Sunpower Group - DBS Research 2020-04-20: A Passing Cloud

SUNPOWER GROUP LTD. (SGX:5GD) | SGinvestors.io SUNPOWER GROUP LTD. (SGX:5GD)

Sunpower Group - A Passing Cloud

  • Lower Sunpower Group's FY20F earnings by 7% on global recession concerns.
  • Green Investments steam plant growth may slow in short term which could lead to convertible bond target miss and share dilution.
  • Manufacturing & Services could face headwinds in FY21F.
  • Cut to HOLD with Target Price of S$0.49.

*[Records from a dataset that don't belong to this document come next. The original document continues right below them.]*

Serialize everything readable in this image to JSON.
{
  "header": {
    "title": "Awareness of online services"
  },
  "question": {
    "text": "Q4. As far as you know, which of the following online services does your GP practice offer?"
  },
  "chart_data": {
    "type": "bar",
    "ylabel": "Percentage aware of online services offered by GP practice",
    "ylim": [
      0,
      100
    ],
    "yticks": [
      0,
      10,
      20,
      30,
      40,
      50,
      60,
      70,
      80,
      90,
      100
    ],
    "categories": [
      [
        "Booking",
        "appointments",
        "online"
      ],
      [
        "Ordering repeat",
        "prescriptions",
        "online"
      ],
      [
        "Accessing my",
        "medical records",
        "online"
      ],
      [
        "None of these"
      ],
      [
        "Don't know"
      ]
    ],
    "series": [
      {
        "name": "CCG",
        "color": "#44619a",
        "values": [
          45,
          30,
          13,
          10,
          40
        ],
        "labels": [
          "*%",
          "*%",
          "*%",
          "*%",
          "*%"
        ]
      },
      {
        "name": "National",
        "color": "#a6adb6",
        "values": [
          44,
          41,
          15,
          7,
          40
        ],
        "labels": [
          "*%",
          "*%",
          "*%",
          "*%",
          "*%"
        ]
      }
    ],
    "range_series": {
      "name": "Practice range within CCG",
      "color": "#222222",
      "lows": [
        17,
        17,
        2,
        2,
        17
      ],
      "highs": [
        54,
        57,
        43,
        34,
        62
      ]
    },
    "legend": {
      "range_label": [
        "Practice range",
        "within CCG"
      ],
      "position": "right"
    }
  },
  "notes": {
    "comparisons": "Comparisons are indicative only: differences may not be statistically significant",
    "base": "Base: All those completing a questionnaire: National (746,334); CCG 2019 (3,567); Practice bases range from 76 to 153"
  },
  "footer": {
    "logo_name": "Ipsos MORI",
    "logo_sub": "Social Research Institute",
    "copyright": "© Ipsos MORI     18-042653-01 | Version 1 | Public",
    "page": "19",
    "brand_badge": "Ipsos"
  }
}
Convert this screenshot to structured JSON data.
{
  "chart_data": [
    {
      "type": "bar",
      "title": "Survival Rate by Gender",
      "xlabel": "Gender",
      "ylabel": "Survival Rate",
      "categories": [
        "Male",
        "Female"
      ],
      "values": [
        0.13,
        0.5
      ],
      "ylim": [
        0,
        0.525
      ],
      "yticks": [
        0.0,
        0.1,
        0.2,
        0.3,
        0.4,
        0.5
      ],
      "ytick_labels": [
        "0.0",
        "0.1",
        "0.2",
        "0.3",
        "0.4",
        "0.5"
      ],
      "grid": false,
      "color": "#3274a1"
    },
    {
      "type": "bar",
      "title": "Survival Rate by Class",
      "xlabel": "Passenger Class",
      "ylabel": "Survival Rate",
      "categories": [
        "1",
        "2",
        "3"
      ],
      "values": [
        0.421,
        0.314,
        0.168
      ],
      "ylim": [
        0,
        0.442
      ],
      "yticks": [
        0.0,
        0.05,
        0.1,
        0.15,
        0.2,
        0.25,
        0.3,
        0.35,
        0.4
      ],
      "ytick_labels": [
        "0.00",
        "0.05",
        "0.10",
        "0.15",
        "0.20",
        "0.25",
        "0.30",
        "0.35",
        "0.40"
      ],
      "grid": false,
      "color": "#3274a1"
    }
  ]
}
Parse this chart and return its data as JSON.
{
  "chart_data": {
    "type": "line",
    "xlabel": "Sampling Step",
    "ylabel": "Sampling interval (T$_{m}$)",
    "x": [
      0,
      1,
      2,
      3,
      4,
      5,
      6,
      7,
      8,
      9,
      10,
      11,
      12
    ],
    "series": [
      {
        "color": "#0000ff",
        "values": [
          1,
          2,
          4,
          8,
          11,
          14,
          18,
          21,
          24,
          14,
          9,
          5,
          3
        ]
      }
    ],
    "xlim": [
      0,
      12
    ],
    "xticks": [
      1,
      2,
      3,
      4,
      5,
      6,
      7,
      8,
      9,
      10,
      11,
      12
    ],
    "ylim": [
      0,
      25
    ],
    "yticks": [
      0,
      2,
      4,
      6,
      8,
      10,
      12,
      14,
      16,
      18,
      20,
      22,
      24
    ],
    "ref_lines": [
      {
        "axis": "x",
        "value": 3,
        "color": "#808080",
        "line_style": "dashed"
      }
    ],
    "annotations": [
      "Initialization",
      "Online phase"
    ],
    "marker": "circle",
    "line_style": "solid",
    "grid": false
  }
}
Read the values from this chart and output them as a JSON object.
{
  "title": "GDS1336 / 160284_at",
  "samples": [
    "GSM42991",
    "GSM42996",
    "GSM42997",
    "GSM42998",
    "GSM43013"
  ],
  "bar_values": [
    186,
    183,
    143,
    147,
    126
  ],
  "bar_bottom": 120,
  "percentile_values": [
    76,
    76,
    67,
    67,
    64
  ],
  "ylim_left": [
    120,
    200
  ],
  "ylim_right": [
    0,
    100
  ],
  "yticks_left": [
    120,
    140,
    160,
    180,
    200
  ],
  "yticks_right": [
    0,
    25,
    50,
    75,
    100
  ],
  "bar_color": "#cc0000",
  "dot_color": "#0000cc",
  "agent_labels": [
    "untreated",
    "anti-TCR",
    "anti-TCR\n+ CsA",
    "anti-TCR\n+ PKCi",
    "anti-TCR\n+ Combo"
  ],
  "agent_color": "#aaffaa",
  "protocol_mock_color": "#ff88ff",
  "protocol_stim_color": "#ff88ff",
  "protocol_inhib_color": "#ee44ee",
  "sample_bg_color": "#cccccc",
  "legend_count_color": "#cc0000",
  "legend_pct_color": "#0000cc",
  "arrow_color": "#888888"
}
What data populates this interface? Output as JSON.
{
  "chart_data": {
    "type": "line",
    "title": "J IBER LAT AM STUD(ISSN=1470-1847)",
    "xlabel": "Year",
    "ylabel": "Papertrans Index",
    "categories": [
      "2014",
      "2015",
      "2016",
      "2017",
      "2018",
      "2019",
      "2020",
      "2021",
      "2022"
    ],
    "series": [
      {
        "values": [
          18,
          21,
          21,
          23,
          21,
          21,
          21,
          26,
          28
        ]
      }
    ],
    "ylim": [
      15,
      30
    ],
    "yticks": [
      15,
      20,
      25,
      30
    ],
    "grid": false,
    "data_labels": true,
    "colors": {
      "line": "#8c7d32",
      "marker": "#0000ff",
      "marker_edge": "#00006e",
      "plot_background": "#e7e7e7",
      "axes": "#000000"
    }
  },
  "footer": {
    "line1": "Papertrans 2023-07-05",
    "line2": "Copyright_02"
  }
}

China’s textile exports fell in first two months of FY20

  • We believe the textile sector contributes the majority of Sunpower Group (SGX:5GD)’s Green Investments revenue (over 50%).
  • Exports of textile yarn, fabric and articles thereof fell 19.5% y-o-y for January and February 2020 to RMB96.2bn. Most major markets were affected with significant declines in exports to the US (-31.1% y-o-y), Japan (-24.2% y-o-y) and Vietnam (-21.3% y-o-y).
  • We think the fall in exports was due to the extended closure of factories which resulted in a backlog of orders.
  • As at end-March, c.86% of textile manufacturers in 28 textile industrial estates had resumed work. Factory activity in April and May may thus be sustained by the backlog of orders. However, the global spread of COVID-19 has disrupted economies across the world which may weaken global demand for textiles and impact Sunpower Group’s Green Investments segment.
  • That said, we understand that Sunpower Group’s Green Investments textile exposure is oriented towards the domestic market which may shield the group from a large impact. Taking the above into consideration, FY20F earnings are cut by 7% mainly on weaker textile demand.


Credit in focus

  • 74% of borrowings secured as at end-FY19 with c.RMB1.0bn, representing c.44% of Sunpower Group’s borrowings due within FY20 or on demand.
  • While we do not think any liquidity issues will surface in FY20F, gearing is expected to rise further beyond FY20F as strong operating cashflows are offset by high capex to drive Green Investments expansion and meet convertible bond targets.


Manufacturing & Services could face headwinds

  • Demand for Manufacturing & Services products such as heat exchangers and flare gas recovery systems are largely linked to the petrochemical sector.
  • Capital expenditures by petrochemical companies could slow given the uncertain global demand and low oil price. Sunpower Group’s FY20F order book could be impacted by c.25% which would translate into slower FY21F earnings growth for Sunpower of 18% (previously 28%).
  • As of end FY19F, Sunpower Group’s Manufacturing & Services segment boasts an order book of RMB2.5bn which we believe will sustain FY20F Manufacturing & Services revenues for a year.


We downgrade to HOLD with a revised Target Price of S$0.49.

  • Our DCF-valuation was adjusted based on three factors, lower expected earnings, share dilution and higher required rate of return.
  • We revise FY20F earnings down by 7% as growth in the Green Investments segment decelerates. While demand for steam may be sustained in early FY20 due to heating needs, it may slow in the coming months of summer as heating needs diminish and global demand for textiles slow. That said, the GI segment is still expected to grow in FY20F led by the opening of the new GI plants. 
  • Beyond FY20F, environmental-related regulations are expected to continue to drive GI growth as small boilers are phased out in favour of Sunpower Group’s centralised steam plants. This growth is expected to mitigate a fall in Manufacturing & Services FY21F earnings driven by weak demand from the petrochemical sector. Still, Manufacturing & Services FY20F revenues are expected to remain largely stable with Sunpower supported by an order book of RMB2.5bn.
  • See Sunpower Group Share Price; Sunpower Group Target Price; Sunpower Group Analyst Reports; Sunpower Group Dividend History; Sunpower Group Announcements; Sunpower Group Latest News.
  • The greater uncertainty in the global outlook has increased the probability of Sunpower missing its convertible bond targets (Adjusted PATMI FY20: RMB370m, FY21: RMB460m).
  • A miss in convertible bond targets will lead to share dilution with the magnitude dependent on the size of the miss. While a possibility of a renegotiation on convertible bond targets exists, assuming there are no changes, total ordinary shares could be diluted by an additional c.45m shares.
  • Given the high market volatility, we raise our WACC to 8.9% derive a Target Price of S$0.49.